Birmingham wasn’t the first time major college coaches had evaluated Sheppard, but Calipari and Kentucky made their first appearance. Kentucky passed on the opportunity to evaluate the rising junior during the Titans-Rockets Summer Shootout in Shelbyville, Kentucky, earlier this summer, but timing is everything.
“Kentucky had some pretty important business to take care of in the summer,” Jeff said. “It wasn’t like they were going to kick back at the Joe Craft Center and watch TV. They were hosting the best players in the country in the 2022 class and trying to rebuild from a season that was a real challenge. Could they have made an effort to run up the road? They could have, but what message does that send to the very best of the best that they’re looking at playing as soon as next year?”
Now that a Kentucky offer is on the table, the buzz around Sheppard will only heat up in the state of Kentucky. North Laurel High School’s gymnasium, known as “The Jungle,” will certainly be just that the next two years.

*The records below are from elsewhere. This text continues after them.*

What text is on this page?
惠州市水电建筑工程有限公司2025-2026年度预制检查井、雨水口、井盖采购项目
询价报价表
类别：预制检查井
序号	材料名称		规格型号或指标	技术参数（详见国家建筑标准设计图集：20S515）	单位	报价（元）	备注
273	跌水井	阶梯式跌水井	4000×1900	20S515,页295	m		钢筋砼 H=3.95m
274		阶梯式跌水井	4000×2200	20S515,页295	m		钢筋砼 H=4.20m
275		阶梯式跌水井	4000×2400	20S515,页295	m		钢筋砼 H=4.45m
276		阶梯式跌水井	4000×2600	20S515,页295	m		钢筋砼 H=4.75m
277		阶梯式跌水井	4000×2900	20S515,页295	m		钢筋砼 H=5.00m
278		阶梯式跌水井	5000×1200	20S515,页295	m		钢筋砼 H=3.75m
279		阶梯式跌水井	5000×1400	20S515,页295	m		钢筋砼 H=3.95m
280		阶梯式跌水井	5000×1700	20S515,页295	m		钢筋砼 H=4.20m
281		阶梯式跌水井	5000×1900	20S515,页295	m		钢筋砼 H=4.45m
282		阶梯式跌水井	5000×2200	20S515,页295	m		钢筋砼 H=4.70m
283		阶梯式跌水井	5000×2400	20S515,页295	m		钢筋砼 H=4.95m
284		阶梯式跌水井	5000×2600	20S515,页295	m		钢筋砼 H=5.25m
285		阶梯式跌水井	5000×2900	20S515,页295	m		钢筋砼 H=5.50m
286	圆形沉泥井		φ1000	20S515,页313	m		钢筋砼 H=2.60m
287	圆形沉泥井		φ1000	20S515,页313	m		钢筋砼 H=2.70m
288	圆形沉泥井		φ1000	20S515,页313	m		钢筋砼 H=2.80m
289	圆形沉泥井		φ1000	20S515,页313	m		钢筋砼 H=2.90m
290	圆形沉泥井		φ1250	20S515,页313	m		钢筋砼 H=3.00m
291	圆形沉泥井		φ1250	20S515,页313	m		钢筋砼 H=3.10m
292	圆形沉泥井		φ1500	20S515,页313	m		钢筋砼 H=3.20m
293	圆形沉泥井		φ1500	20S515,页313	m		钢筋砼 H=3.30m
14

“It helps more than anything that he’s got two parents that love him and care for him, not just that we played at Kentucky. I’m knocking on thirty years removed from this process; things were a little different thirty years ago. I went through it, but I went through it a long time ago. It’s a different animal now. You have new rules coming into play that change up things, but through it all, it will be Reed’s decision. We will be there to support him no matter what happens, and more than anything, we’re just trying to personally enjoy the moment and create the moment around Reed so he can enjoy the moment as well.”
Those new rules coming into play include NIL (Name, Image, Likeness). Imagine the financial opportunities Sheppard would have at Kentucky, especially alongside his two-time national champion father and mother who has her name etched throughout the UK record books?
“We’re actually trying to figure out what our thoughts are on this like I think a lot of the country is. We’re definitely going to be patient in regards to learning how all of this is going to play out. Thankfully we have some time before we have to figure it out.
“Reed would obviously have some great opportunities in this state, but he’s going to have some neat opportunities anywhere he goes. We will see how it all plays out.”
Will Sheppard take the 75-mile path from London to Lexington? John Calipari handled part one. The rest is in Reed Sheppard’s hands.